January 30, 2020
When the economy is slowing down, firms will accumulate unwanted inventories. Those inventories still show up in GDP, but they are unsold. Hence, GDP will be biased upwards. Similarly, in good times businesses will reduce inventory levels to satisfy demand. In this case, GDP growth will be understated.
To get a sense of the underlying pace of sales, economists will look at final sales which is GDP less the change in business inventories. Final sales, which is GDP excluding the change in business inventories rose 3.2% in the fourth quarter compared to 2.1% in the third quarter This more rapid growth rate for final sales was caused by the sharp drop in inventories in the fourth quarter. Once they are eliminated the growth rate for final sales is relatively robust. Over the past year final sales have risen 2.7%. In the fourth quarter inventories rose $6.5 billion compared to a $69.4 billion run up in the third quarter. Thus, inventories subtracted 1.1% from GDP growth in the fourth quarter. Inventories are expected to rise $60.0 billion quarterly in 2020.

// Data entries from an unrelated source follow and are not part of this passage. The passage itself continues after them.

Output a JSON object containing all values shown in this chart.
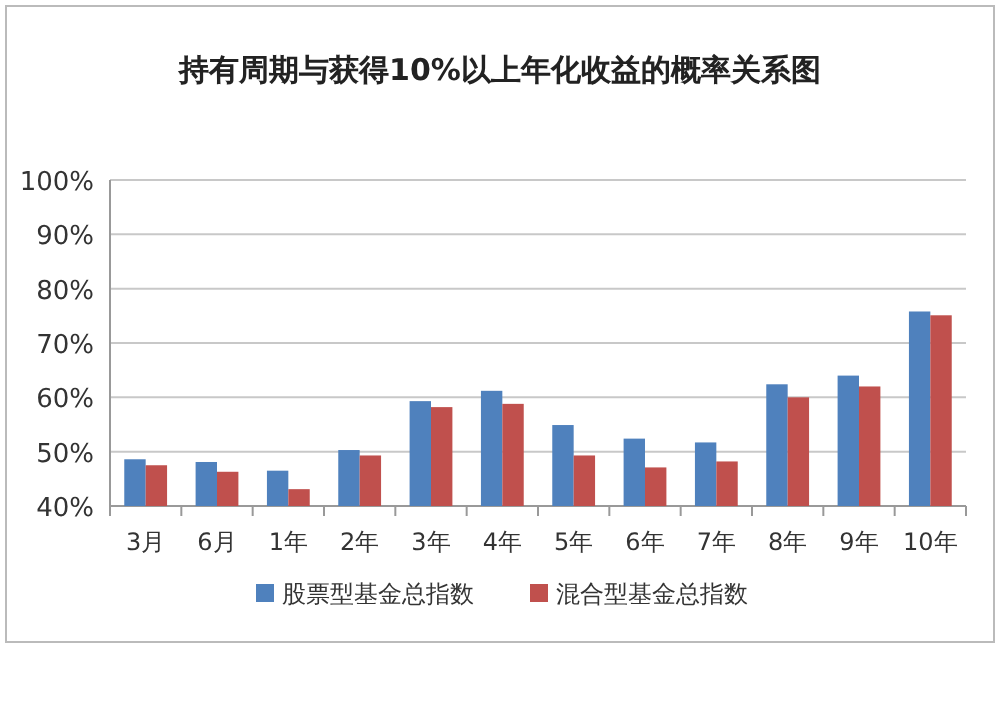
{
  "chart_data": {
    "type": "bar",
    "title": "持有周期与获得10%以上年化收益的概率关系图",
    "categories": [
      "3月",
      "6月",
      "1年",
      "2年",
      "3年",
      "4年",
      "5年",
      "6年",
      "7年",
      "8年",
      "9年",
      "10年"
    ],
    "series": [
      {
        "name": "股票型基金总指数",
        "color": "#4f81bd",
        "values": [
          48.6,
          48.1,
          46.5,
          50.3,
          59.3,
          61.2,
          54.9,
          52.4,
          51.7,
          62.4,
          64,
          75.8
        ]
      },
      {
        "name": "混合型基金总指数",
        "color": "#c0504d",
        "values": [
          47.5,
          46.3,
          43.1,
          49.3,
          58.2,
          58.8,
          49.3,
          47.1,
          48.2,
          60,
          62,
          75.1
        ]
      }
    ],
    "ylim": [
      40,
      100
    ],
    "yticks": [
      {
        "value": 40,
        "label": "40%"
      },
      {
        "value": 50,
        "label": "50%"
      },
      {
        "value": 60,
        "label": "60%"
      },
      {
        "value": 70,
        "label": "70%"
      },
      {
        "value": 80,
        "label": "80%"
      },
      {
        "value": 90,
        "label": "90%"
      },
      {
        "value": 100,
        "label": "100%"
      }
    ],
    "grid": "y",
    "legend": "bottom"
  }
}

We believe that GDP growth will be 2.4% in 2020 after having risen 2.3% last year. Consumers are confident. The stock market is at a record high level. Home prices are rising very slowly. Job growth continues to climb by 170 thousand per month. The unemployment rate is steady at a 50-year low. Corporations are making steady profits. Short-term Interest rates have declined 0.75% since June of last year and mortgage rates have dropped 1.2%.